Belmont Savings Bank said that only two of its six branches still offer safe deposit boxes, and at the bank’s headquarters 10 percent of the approximately 500 boxes are empty.
“The demand has slowed up,” said Hal Tovin, the chief operating officer at Belmont Savings. “It’s the nature of the world.”
It wasn’t always this way. Customers used to wait months and even years to get their little share of storage space — the size of a post office box up to a small carry-on suitcase — in the bank’s vault. For an annual cost of $35 to $300, depending on the size of the box, they also got the high-roller treatment.
Customers had to sign in to get access to the cement-encased sanctum guarded by a metal door several inches thick. Once the box is taken out of the vault, using two sets of keys, one belonging to the customer, and the other to the bank, the box owner is escorted to a private room and left alone to examine the contents.
The mystery of safe deposit boxes and their contents proved alluring to Hollywood, which featured them in many a caper movie. Amnesiac assassin Jason Bourne stockpiled his fake passports, cash, and gun in a safe deposit box in the “The Bourne Identity.” The esteemed founder of a Manhattan bank hid his Nazi-era secrets in his safe deposit box in “Inside Man.” And “The Bank Job” focused on safe deposit boxes that held compromising photos of British royalty and government officials.

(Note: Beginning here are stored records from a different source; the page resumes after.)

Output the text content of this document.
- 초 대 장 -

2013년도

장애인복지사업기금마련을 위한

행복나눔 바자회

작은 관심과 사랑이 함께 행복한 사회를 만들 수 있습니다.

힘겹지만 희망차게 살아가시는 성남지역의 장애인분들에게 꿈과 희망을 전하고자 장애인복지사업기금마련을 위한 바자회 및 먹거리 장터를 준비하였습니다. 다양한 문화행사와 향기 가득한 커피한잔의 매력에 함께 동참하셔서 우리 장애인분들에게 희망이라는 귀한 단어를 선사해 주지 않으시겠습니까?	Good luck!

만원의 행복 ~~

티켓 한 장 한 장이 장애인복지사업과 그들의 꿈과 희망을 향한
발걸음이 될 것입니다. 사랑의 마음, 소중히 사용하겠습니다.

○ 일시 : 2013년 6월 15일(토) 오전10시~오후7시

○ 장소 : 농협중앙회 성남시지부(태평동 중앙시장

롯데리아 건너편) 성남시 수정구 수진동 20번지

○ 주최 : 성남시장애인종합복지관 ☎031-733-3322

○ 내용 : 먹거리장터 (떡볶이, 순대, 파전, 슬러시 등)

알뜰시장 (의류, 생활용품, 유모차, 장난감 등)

In reality though, safe deposit boxes have been an affordable way for customers to protect the mundane (birth certificates) to the rare (baseball card collections and coins) to the precious (gemstones) from fire, flood, other disasters, and yes, even prying eyes. One client of insurer Pluard stores John Wayne’s cowboy hat from the movie “Rio Grande” in his box.
James Avtges started renting a safe deposit box 50 years ago and continues to stop by Belmont Savings Bank once every few weeks to check on his family’s property deeds and jewelry. “I find it very comforting knowing that things are safe from fire,” said Avtges, 85, a Belmont resident.
Younger customers, however, mostly find it a hassle. Already using branches less for all services, they don’t want to make a special trip just to get access to their belongings, said Bob Hedges, a managing director at Alix Partners, a global consulting firm based in New York City. Only 6 percent of bank customers rent a safe deposit box, and one third of those customers are over 65, according to recent survey by the firm.
Safe deposit boxes now rank along coin-counters as lowest-used bank service, Hedges said. At Boston Lock & Safe Co., one of the oldest locksmiths in the country, two or three customers come in every week who want to ditch their safe deposit box for a home safe, said David Stoia, the company’s owner.

“People would rather have their stuff in their home,” Stoia said.
Still, safe deposit boxes are unlikely to disappear soon. The customers who use and want safe deposit boxes are ones that banks yearn to keep because they have loans, mortgages, and assets, making them prime prospects for the banks to sell higher profit services such as wealth management, analysts said.
Bank of America has done away with boxes at a number of locations. But last year, when it built its 12,000-square-foot flagship branch in the Back Bay, one of the city’s wealthiest neighborhoods, it included a brightly lit room tucked in the back. Behind the sealed glass door were rows of silver safe deposit boxes, like jewel cases, stacked from floor to ceiling.
“It’s based on a local demand,” said T.J. Crawford, the bank’s spokesman. “Like any bank offering.”